Instrumentals from Taylor and May were then followed by more hits. I Want To Break Free, Another One Bites The Dust, Under Pressure and the excellent Bohemian Rhapsody. With Quo and Queen the sound system had really taken flight and the audience had taken voice, as a lively performance of Tutti Frutti showed. Then, as the group left the stage (after two or three more hits, including an excellent Hammer To Fall) the crowd rose as one, demanding more. As the lights went down, the lighters appeared, small pinpoints of light in a sea of blackness. A roar went up as Queen came back on, another one as Radio Ga Ga started.
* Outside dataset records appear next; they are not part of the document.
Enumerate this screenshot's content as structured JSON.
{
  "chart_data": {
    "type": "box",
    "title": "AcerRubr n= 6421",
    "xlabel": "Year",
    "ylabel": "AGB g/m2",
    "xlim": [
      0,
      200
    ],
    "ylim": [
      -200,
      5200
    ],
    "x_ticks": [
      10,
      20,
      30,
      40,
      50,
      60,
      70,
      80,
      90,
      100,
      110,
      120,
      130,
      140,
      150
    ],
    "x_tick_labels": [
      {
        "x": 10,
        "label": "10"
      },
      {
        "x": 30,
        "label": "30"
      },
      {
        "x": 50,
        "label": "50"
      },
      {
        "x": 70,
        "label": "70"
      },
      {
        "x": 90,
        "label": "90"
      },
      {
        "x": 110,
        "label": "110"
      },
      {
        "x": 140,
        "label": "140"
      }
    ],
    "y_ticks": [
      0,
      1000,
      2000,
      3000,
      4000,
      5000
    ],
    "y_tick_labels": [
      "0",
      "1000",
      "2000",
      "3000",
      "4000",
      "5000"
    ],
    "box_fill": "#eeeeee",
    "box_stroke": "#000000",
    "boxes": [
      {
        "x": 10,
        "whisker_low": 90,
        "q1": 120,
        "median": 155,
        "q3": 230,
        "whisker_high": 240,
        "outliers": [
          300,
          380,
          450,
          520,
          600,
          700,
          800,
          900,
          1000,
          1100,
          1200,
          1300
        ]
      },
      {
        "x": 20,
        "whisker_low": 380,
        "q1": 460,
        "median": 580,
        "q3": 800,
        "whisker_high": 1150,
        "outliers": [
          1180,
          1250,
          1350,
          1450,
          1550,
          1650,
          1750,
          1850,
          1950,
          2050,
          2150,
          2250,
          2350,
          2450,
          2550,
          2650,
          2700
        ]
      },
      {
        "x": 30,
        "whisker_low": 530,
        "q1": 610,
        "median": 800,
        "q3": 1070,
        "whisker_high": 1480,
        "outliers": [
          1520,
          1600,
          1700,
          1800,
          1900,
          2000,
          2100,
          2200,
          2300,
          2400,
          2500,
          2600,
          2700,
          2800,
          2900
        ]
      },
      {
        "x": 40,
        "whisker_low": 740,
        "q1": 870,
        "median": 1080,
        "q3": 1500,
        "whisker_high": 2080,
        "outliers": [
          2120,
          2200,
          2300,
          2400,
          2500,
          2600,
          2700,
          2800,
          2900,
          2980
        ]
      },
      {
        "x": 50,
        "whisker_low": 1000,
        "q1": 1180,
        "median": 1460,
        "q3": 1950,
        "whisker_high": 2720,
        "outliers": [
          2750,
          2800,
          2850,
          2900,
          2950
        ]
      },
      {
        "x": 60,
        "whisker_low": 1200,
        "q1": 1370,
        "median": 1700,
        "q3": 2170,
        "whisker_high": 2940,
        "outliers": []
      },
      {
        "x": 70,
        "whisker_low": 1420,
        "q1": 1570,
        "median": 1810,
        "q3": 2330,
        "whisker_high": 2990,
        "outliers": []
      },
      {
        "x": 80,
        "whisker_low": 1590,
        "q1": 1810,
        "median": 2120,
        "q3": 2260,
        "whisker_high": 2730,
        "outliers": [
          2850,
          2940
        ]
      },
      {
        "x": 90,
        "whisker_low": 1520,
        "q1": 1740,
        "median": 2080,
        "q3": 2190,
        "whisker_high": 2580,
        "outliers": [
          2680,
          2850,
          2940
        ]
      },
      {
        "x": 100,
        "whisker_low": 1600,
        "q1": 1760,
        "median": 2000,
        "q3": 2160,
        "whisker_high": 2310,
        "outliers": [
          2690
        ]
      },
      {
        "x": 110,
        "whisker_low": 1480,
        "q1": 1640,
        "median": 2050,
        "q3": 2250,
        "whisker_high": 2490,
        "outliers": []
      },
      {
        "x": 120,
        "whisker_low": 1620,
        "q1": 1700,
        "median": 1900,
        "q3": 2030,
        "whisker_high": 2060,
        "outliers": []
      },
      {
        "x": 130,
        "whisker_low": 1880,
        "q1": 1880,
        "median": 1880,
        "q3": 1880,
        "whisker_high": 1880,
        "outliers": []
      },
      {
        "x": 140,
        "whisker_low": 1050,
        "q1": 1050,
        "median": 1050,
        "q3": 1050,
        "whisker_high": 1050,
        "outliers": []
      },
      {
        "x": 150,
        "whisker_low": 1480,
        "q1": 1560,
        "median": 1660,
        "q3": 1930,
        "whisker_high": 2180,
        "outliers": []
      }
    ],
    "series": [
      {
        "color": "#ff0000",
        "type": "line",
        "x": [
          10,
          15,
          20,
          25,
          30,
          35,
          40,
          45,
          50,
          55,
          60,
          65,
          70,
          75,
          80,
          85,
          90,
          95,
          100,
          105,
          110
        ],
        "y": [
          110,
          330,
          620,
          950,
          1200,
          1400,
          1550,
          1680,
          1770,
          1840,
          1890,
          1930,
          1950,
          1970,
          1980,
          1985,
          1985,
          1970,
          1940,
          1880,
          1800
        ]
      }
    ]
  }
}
With the chorus thousands of pairs of hands shot into the air to do the clap sequence from the video, a great sign of unity and a wonderful sight. Again they went off. Again the lighters, again they came on. (Must have been magical lighters, I suppose.) A grand finale in every sense of the phrase. We Will Rock You, then Friends Will Be Friends and finally and appropriately We Are The Champions, all of which were heard for dozens of yards outside the stadium.
Finally it was over, but the crowd as one was still reluctant to go. It had definitely been a night of Summer magic, rain and all.